Chocolate brown is the dominant colour of 2025, having risen from 17% to 33% designer preference since 2022, with burgundy and deep forest green close behind. Soft accents in butter yellow and powder pink complement these warmer, deeper tones.
What is playfulism in interior design?
Playfulism is a design philosophy that prioritises authenticity and personality over perfection, encouraging homes that mix vintage pieces, personal objects, and mismatched elements. It is a direct response to the overly styled, Instagram-uniform aesthetic that dominated the early 2020s.
Which interior design trends are now considered outdated?
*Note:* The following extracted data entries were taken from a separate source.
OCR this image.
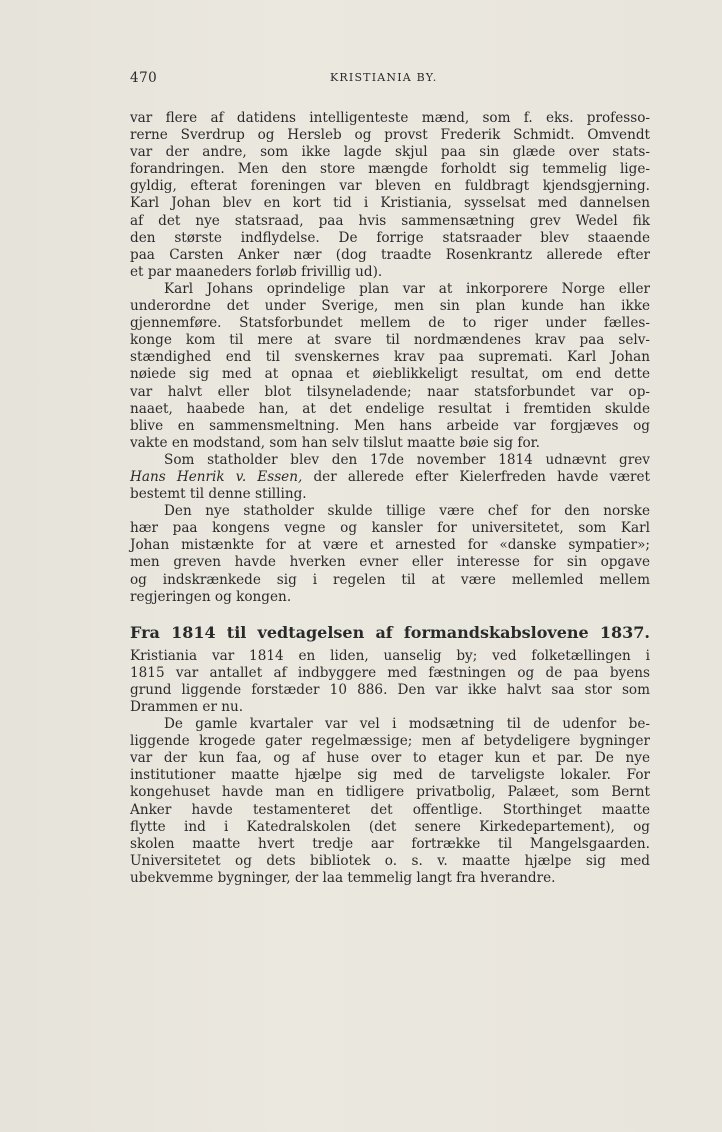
470	KRISTIANIA BY.
var flere af datidens intelligenteste mænd, som f. eks. professo-
rerne Sverdrup og Hersleb og provst Frederik Schmidt. Omvendt
var der andre, som ikke lagde skjul paa sin glæde over stats-
forandringen. Men den store mængde forholdt sig temmelig lige-
gyldig, efterat foreningen var bleven en fuldbragt kjendsgjerning.
Karl Johan blev en kort tid i Kristiania, sysselsat med dannelsen
af det nye statsraad, paa hvis sammensætning grev Wedel fik
den største indflydelse. De forrige statsraader blev staaende
paa Carsten Anker nær (dog traadte Rosenkrantz allerede efter
et par maaneders forløb frivillig ud).
Karl Johans oprindelige plan var at inkorporere Norge eller
underordne det under Sverige, men sin plan kunde han ikke
gjennemføre. Statsforbundet mellem de to riger under fælles-
konge kom til mere at svare til nordmændenes krav paa selv-
stændighed end til svenskernes krav paa supremati. Karl Johan
nøiede sig med at opnaa et øieblikkeligt resultat, om end dette
var halvt eller blot tilsyneladende; naar statsforbundet var op-
naaet, haabede han, at det endelige resultat i fremtiden skulde
blive en sammensmeltning. Men hans arbeide var forgjæves og
vakte en modstand, som han selv tilslut maatte bøie sig for.
Som statholder blev den 17de november 1814 udnævnt grev
Hans Henrik v. Essen, der allerede efter Kielerfreden havde været
bestemt til denne stilling.
Den nye statholder skulde tillige være chef for den norske
hær paa kongens vegne og kansler for universitetet, som Karl
Johan mistænkte for at være et arnested for «danske sympatier»;
men greven havde hverken evner eller interesse for sin opgave
og indskrænkede sig i regelen til at være mellemled mellem
regjeringen og kongen.
Fra 1814 til vedtagelsen af formandskabslovene 1837.
Kristiania var 1814 en liden, uanselig by; ved folketællingen i
1815 var antallet af indbyggere med fæstningen og de paa byens
grund liggende forstæder 10 886. Den var ikke halvt saa stor som
Drammen er nu.
De gamle kvartaler var vel i modsætning til de udenfor be-
liggende krogede gater regelmæssige; men af betydeligere bygninger
var der kun faa, og af huse over to etager kun et par. De nye
institutioner maatte hjælpe sig med de tarveligste lokaler. For
kongehuset havde man en tidligere privatbolig, Palæet, som Bernt
Anker havde testamenteret det offentlige. Storthinget maatte
flytte ind i Katedralskolen (det senere Kirkedepartement), og
skolen maatte hvert tredje aar fortrække til Mangelsgaarden.
Universitetet og dets bibliotek o. s. v. maatte hjælpe sig med
ubekvemme bygninger, der laa temmelig langt fra hverandre.
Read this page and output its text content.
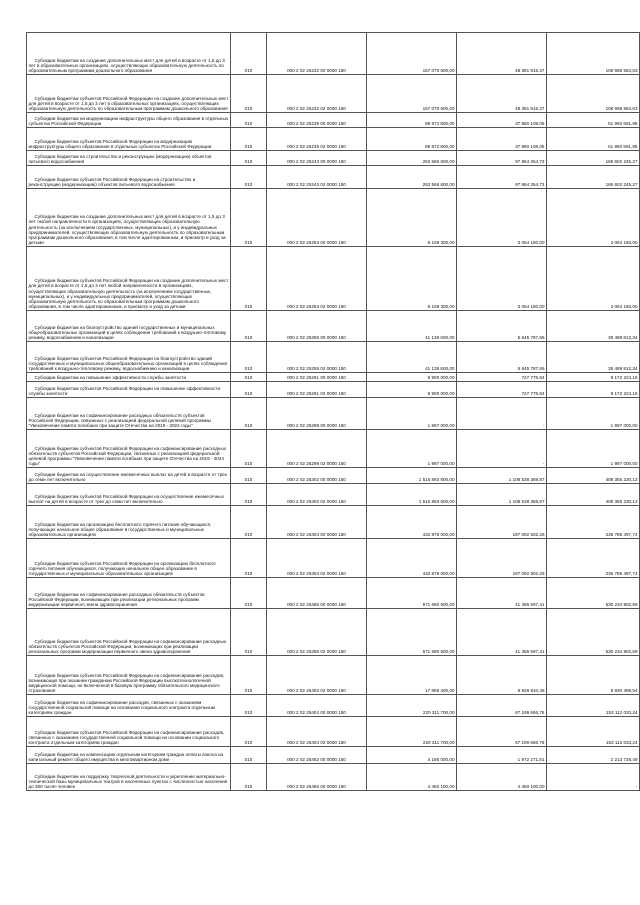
Субсидии бюджетам на создание дополнительных мест для детей в возрасте от 1,5 до 3 лет в образовательных организациях, осуществляющих образовательную деятельность по образовательным программам дошкольного образования	010	000 2 02 25232 00 0000 150	157 070 600,00	48 381 915,37	108 688 684,63

Субсидии бюджетам субъектов Российской Федерации на создание дополнительных мест для детей в возрасте от 1,5 до 3 лет в образовательных организациях, осуществляющих образовательную деятельность по образовательным программам дошкольного образования	010	000 2 02 25232 02 0000 150	157 070 600,00	48 381 915,37	108 688 684,63

Субсидии бюджетам на модернизацию инфраструктуры общего образования в отдельных субъектах Российской Федерации	010	000 2 02 25239 00 0000 150	89 872 800,00	37 880 108,05	51 992 691,95

Субсидии бюджетам субъектов Российской Федерации на модернизацию инфраструктуры общего образования в отдельных субъектах Российской Федерации	010	000 2 02 25239 02 0000 150	89 872 800,00	37 880 108,05	51 992 691,95

Субсидии бюджетам на строительство и реконструкцию (модернизацию) объектов питьевого водоснабжения	010	000 2 02 25243 00 0000 150	263 566 600,00	97 964 354,73	165 602 245,27

Субсидии бюджетам субъектов Российской Федерации на строительство и реконструкцию (модернизацию) объектов питьевого водоснабжения	010	000 2 02 25243 02 0000 150	263 566 600,00	97 964 354,73	165 602 245,27

Субсидии бюджетам на создание дополнительных мест для детей в возрасте от 1,5 до 3 лет любой направленности в организациях, осуществляющих образовательную деятельность (за исключением государственных, муниципальных), и у индивидуальных предпринимателей, осуществляющих образовательную деятельность по образовательным программам дошкольного образования, в том числе адаптированным, и присмотр и уход за детьми	010	000 2 02 25253 00 0000 150	6 108 300,00	3 054 150,00	3 054 150,00

Субсидии бюджетам субъектов Российской Федерации на создание дополнительных мест для детей в возрасте от 1,5 до 3 лет любой направленности в организациях, осуществляющих образовательную деятельность (за исключением государственных, муниципальных), и у индивидуальных предпринимателей, осуществляющих образовательную деятельность по образовательным программам дошкольного образования, в том числе адаптированным, и присмотр и уход за детьми	010	000 2 02 25253 02 0000 150	6 108 300,00	3 054 150,00	3 054 150,00

Субсидии бюджетам на благоустройство зданий государственных и муниципальных общеобразовательных организаций в целях соблюдения требований к воздушно-тепловому режиму, водоснабжению и канализации	010	000 2 02 25255 00 0000 150	41 135 600,00	5 645 787,66	35 489 812,34

Субсидии бюджетам субъектов Российской Федерации на благоустройство зданий государственных и муниципальных общеобразовательных организаций в целях соблюдения требований к воздушно-тепловому режиму, водоснабжению и канализации	010	000 2 02 25255 02 0000 150	41 135 600,00	5 645 787,66	35 489 812,34

Субсидии бюджетам на повышение эффективности службы занятости	010	000 2 02 25291 00 0000 150	9 900 000,00	727 775,84	9 172 224,16

Субсидии бюджетам субъектов Российской Федерации на повышение эффективности службы занятости	010	000 2 02 25291 02 0000 150	9 900 000,00	727 775,84	9 172 224,16

Субсидии бюджетам на софинансирование расходных обязательств субъектов Российской Федерации, связанных с реализацией федеральной целевой программы "Увековечение памяти погибших при защите Отечества на 2019 - 2024 годы"	010	000 2 02 25299 00 0000 150	1 997 000,00	-	1 997 000,00

Субсидии бюджетам субъектов Российской Федерации на софинансирование расходных обязательств субъектов Российской Федерации, связанных с реализацией федеральной целевой программы "Увековечение памяти погибших при защите Отечества на 2019 - 2024 годы"	010	000 2 02 25299 02 0000 150	1 997 000,00	-	1 997 000,00

Субсидии бюджетам на осуществление ежемесячных выплат на детей в возрасте от трех до семи лет включительно	010	000 2 02 25302 00 0000 150	1 516 893 600,00	1 108 538 369,87	408 355 230,13

Субсидии бюджетам субъектов Российской Федерации на осуществление ежемесячных выплат на детей в возрасте от трех до семи лет включительно	010	000 2 02 25302 02 0000 150	1 516 893 600,00	1 108 538 369,87	408 355 230,13

Субсидии бюджетам на организацию бесплатного горячего питания обучающихся, получающих начальное общее образование в государственных и муниципальных образовательных организациях	010	000 2 02 25304 00 0000 150	432 878 000,00	197 092 502,26	235 785 497,74

Субсидии бюджетам субъектов Российской Федерации на организацию бесплатного горячего питания обучающихся, получающих начальное общее образование в государственных и муниципальных образовательных организациях	010	000 2 02 25304 02 0000 150	432 878 000,00	197 092 502,26	235 785 497,74

Субсидии бюджетам на софинансирование расходных обязательств субъектов Российской Федерации, возникающих при реализации региональных программ модернизации первичного звена здравоохранения	010	000 2 02 25365 00 0000 150	571 690 500,00	41 455 597,41	530 234 902,59

Субсидии бюджетам субъектов Российской Федерации на софинансирование расходных обязательств субъектов Российской Федерации, возникающих при реализации региональных программ модернизации первичного звена здравоохранения	010	000 2 02 25365 02 0000 150	571 690 500,00	41 455 597,41	530 234 902,59

Субсидии бюджетам субъектов Российской Федерации на софинансирование расходов, возникающих при оказании гражданам Российской Федерации высокотехнологичной медицинской помощи, не включенной в базовую программу обязательного медицинского страхования	010	000 2 02 25402 02 0000 150	17 859 400,00	8 828 910,46	8 830 489,54

Субсидии бюджетам на софинансирование расходов, связанных с оказанием государственной социальной помощи на основании социального контракта отдельным категориям граждан	010	000 2 02 25404 00 0000 150	220 311 700,00	67 199 666,76	153 112 033,24

Субсидии бюджетам субъектов Российской Федерации на софинансирование расходов, связанных с оказанием государственной социальной помощи на основании социального контракта отдельным категориям граждан	010	000 2 02 25404 02 0000 150	220 311 700,00	67 199 666,76	153 112 033,24

Субсидии бюджетам на компенсацию отдельным категориям граждан оплаты взноса на капитальный ремонт общего имущества в многоквартирном доме	010	000 2 02 25462 00 0000 150	4 186 000,00	1 972 271,51	2 213 728,49

Субсидии бюджетам на поддержку творческой деятельности и укрепление материально-технической базы муниципальных театров в населенных пунктах с численностью населения до 300 тысяч человек	010	000 2 02 25466 00 0000 150	4 450 100,00	4 450 100,00	-
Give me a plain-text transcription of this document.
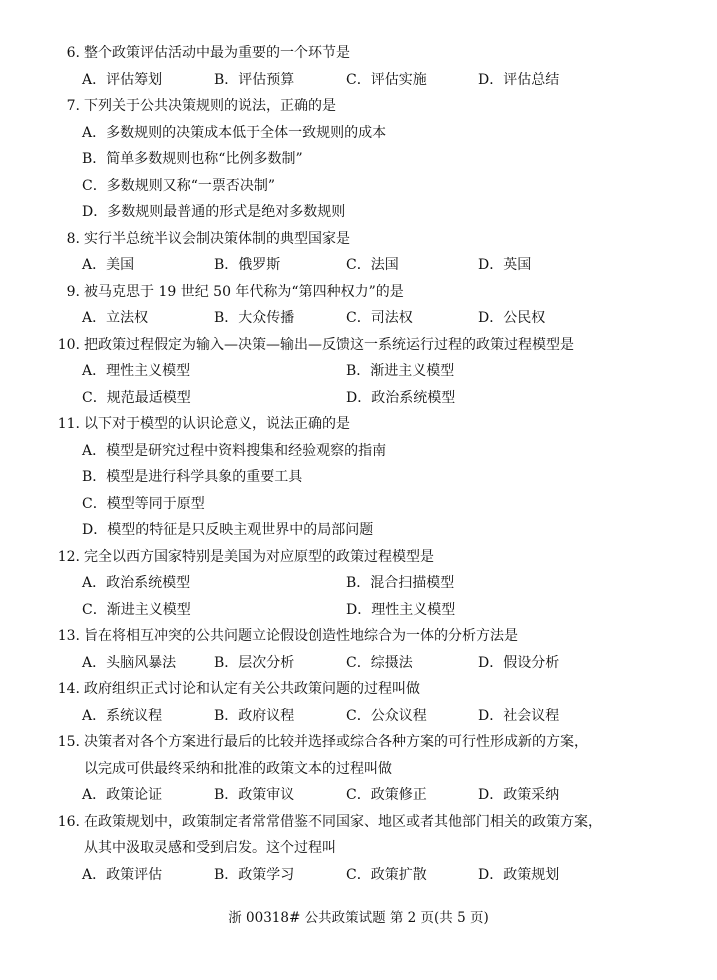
6. 整个政策评估活动中最为重要的一个环节是
A．评估筹划	B．评估预算	C．评估实施	D．评估总结
7. 下列关于公共决策规则的说法，正确的是
A．多数规则的决策成本低于全体一致规则的成本
B．简单多数规则也称“比例多数制”
C．多数规则又称“一票否决制”
D．多数规则最普通的形式是绝对多数规则
8. 实行半总统半议会制决策体制的典型国家是
A．美国	B．俄罗斯	C．法国	D．英国
9. 被马克思于 19 世纪 50 年代称为“第四种权力”的是
A．立法权	B．大众传播	C．司法权	D．公民权
10. 把政策过程假定为输入—决策—输出—反馈这一系统运行过程的政策过程模型是
A．理性主义模型	B．渐进主义模型
C．规范最适模型	D．政治系统模型
11. 以下对于模型的认识论意义，说法正确的是
A．模型是研究过程中资料搜集和经验观察的指南
B．模型是进行科学具象的重要工具
C．模型等同于原型
D．模型的特征是只反映主观世界中的局部问题
12. 完全以西方国家特别是美国为对应原型的政策过程模型是
A．政治系统模型	B．混合扫描模型
C．渐进主义模型	D．理性主义模型
13. 旨在将相互冲突的公共问题立论假设创造性地综合为一体的分析方法是
A．头脑风暴法	B．层次分析	C．综摄法	D．假设分析
14. 政府组织正式讨论和认定有关公共政策问题的过程叫做
A．系统议程	B．政府议程	C．公众议程	D．社会议程
15. 决策者对各个方案进行最后的比较并选择或综合各种方案的可行性形成新的方案，
以完成可供最终采纳和批准的政策文本的过程叫做
A．政策论证	B．政策审议	C．政策修正	D．政策采纳
16. 在政策规划中，政策制定者常常借鉴不同国家、地区或者其他部门相关的政策方案，
从其中汲取灵感和受到启发。这个过程叫
A．政策评估	B．政策学习	C．政策扩散	D．政策规划
浙 00318# 公共政策试题 第 2 页(共 5 页)
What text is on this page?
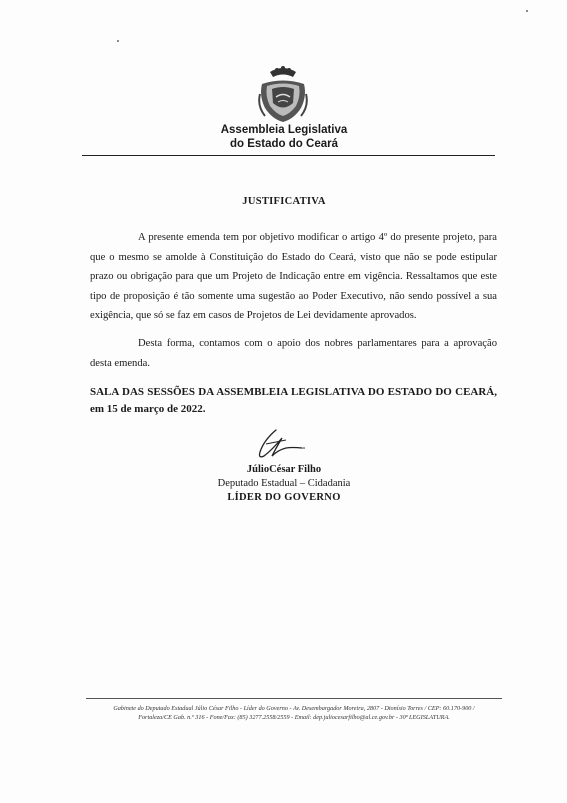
Assembleia Legislativa
do Estado do Ceará
JUSTIFICATIVA

A presente emenda tem por objetivo modificar o artigo 4º do presente projeto, para que o mesmo se amolde à Constituição do Estado do Ceará, visto que não se pode estipular prazo ou obrigação para que um Projeto de Indicação entre em vigência. Ressaltamos que este tipo de proposição é tão somente uma sugestão ao Poder Executivo, não sendo possível a sua exigência, que só se faz em casos de Projetos de Lei devidamente aprovados.

Desta forma, contamos com o apoio dos nobres parlamentares para a aprovação desta emenda.

SALA DAS SESSÕES DA ASSEMBLEIA LEGISLATIVA DO ESTADO DO CEARÁ, em 15 de março de 2022.

JúlioCésar Filho
Deputado Estadual – Cidadania
LÍDER DO GOVERNO
Gabinete do Deputado Estadual Júlio César Filho - Líder do Governo - Av. Desembargador Moreira, 2807 - Dionísio Torres / CEP: 60.170-900 /
Fortaleza/CE Gab. n.º 316 - Fone/Fax: (85) 3277.2558/2559 - Email: dep.juliocesarfilho@al.ce.gov.br - 30ª LEGISLATURA.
Stark all-white rooms, button-tufted furniture in high-traffic areas, and over-the-top glam styles with excessive metallics are all losing favour in 2025. Designers advise replacing these with warmer palettes, textured natural fabrics, and spaces that reflect personal history rather than trend conformity.
How do I apply maximalism without creating clutter?
Anchor maximalism in architectural elements such as colour drenching, upholstered wall panels, and ceiling wallpaper rather than accumulating decorative objects. This approach creates visual richness through permanent features, leaving the room feeling curated rather than crowded.